The VMHvl line attractor discovered by Nair et al. (2023) exhibits structural parallels with the attractor framework’s description of a graded, persistent basin. These parallels are consistency checks, not independent corroboration, given the shared dynamical‑systems vocabulary. A dimensional and functional mapping κ ~ 1/τ is proposed, grounded in the perturbation‑recovery events observable in Nair et al.’s data. The MPOA contrast is consistent with a framework‑based generalization about attractor geometry and behavioral function. The paper specifies both disconfirming and affirmative testable predictions.
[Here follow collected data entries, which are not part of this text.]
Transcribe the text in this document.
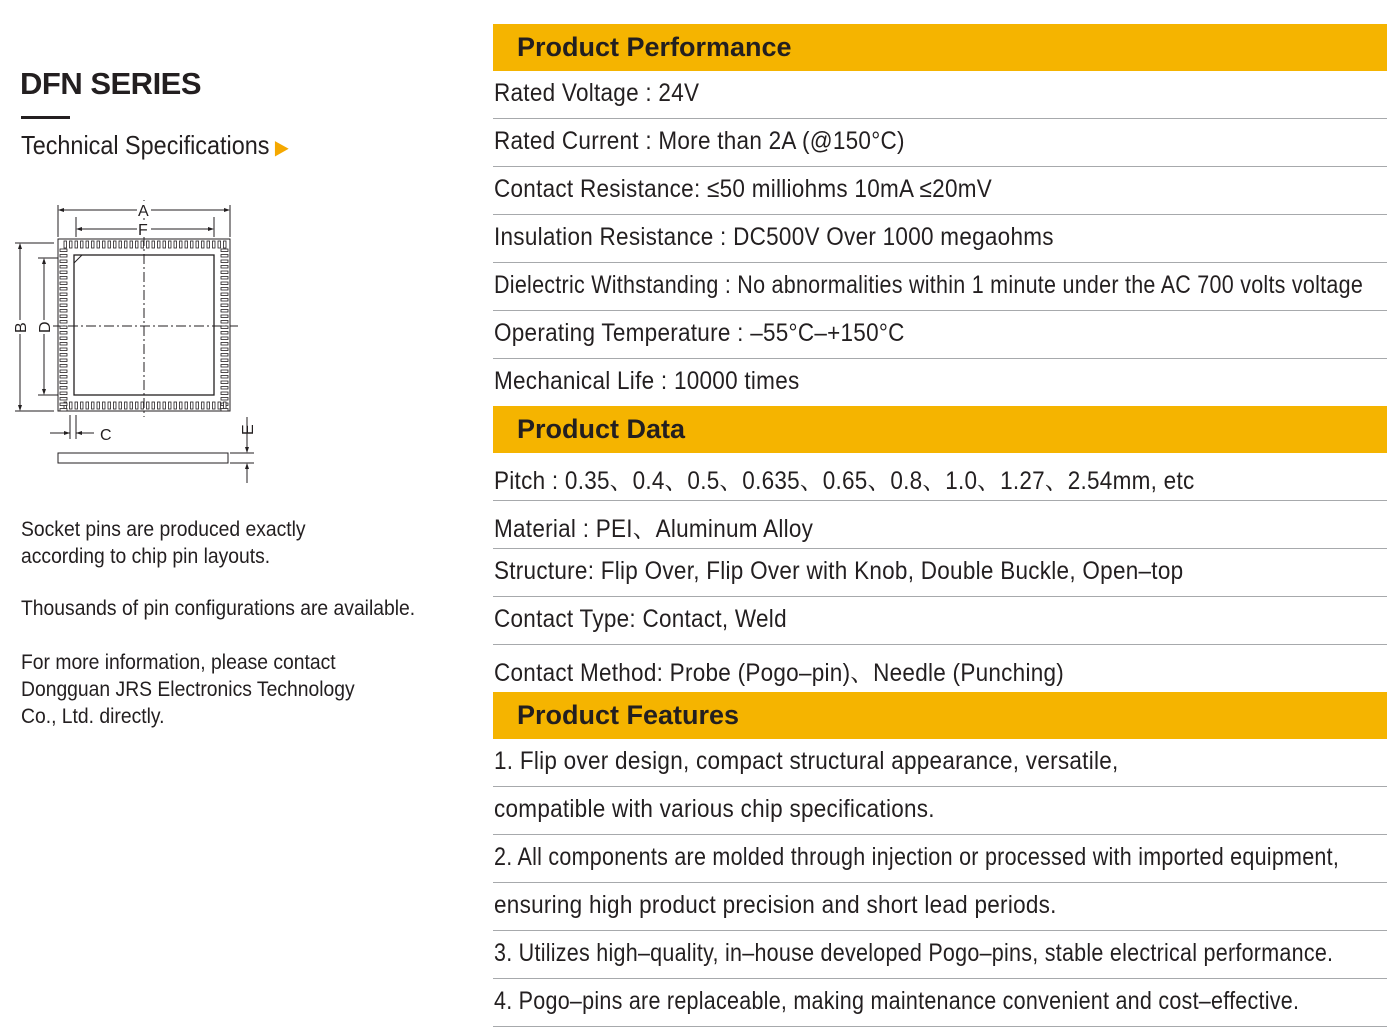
DFN SERIES
Technical Specifications ▶
A
F
C
B D
E
Socket pins are produced exactly
according to chip pin layouts.
Thousands of pin configurations are available.
For more information, please contact
Dongguan JRS Electronics Technology
Co., Ltd. directly.
Product Performance
Rated Voltage : 24V
Rated Current : More than 2A (@150°C)
Contact Resistance: ≤50 milliohms 10mA ≤20mV
Insulation Resistance : DC500V Over 1000 megaohms
Dielectric Withstanding : No abnormalities within 1 minute under the AC 700 volts voltage
Operating Temperature : –55°C–+150°C
Mechanical Life : 10000 times
Product Data
Pitch : 0.35、0.4、0.5、0.635、0.65、0.8、1.0、1.27、2.54mm, etc
Material : PEI、Aluminum Alloy
Structure: Flip Over, Flip Over with Knob, Double Buckle, Open–top
Contact Type: Contact, Weld
Contact Method: Probe (Pogo–pin)、Needle (Punching)
Product Features
1. Flip over design, compact structural appearance, versatile,
compatible with various chip specifications.
2. All components are molded through injection or processed with imported equipment,
ensuring high product precision and short lead periods.
3. Utilizes high–quality, in–house developed Pogo–pins, stable electrical performance.
4. Pogo–pins are replaceable, making maintenance convenient and cost–effective.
The framework remains a self‑published, preliminary research program. This mapping is a contribution to its ongoing development.

References

  • Galida, R. (2026a). Persistence Under Perturbation: The Eternal Skeleton and the Transient Dance. Fantasy Attractor. Published May 2026.
  • Mante, V., Sussillo, D., Shenoy, K. V., & Newsome, W. T. (2013). Context‑dependent computation by recurrent dynamics in prefrontal cortex. Nature, 503, 78–84.
  • Nair, A., Karigo, T., Yang, B., Ganguli, S., Schnitzer, M. J., Linderman, S. W., Anderson, D. J., & Kennedy, A. (2023). An approximate line attractor in the hypothalamus encodes an aggressive state. Cell, 186(1), 178–193.e15. https://doi.org/10.1016/j.cell.2022.11.027
  • Seung, H. S. (1996). How the brain keeps the eyes still. Proceedings of the National Academy of Sciences, 93, 13339–13344.
  • Strogatz, S. H. (2018). Nonlinear Dynamics and Chaos (2nd ed.). CRC Press.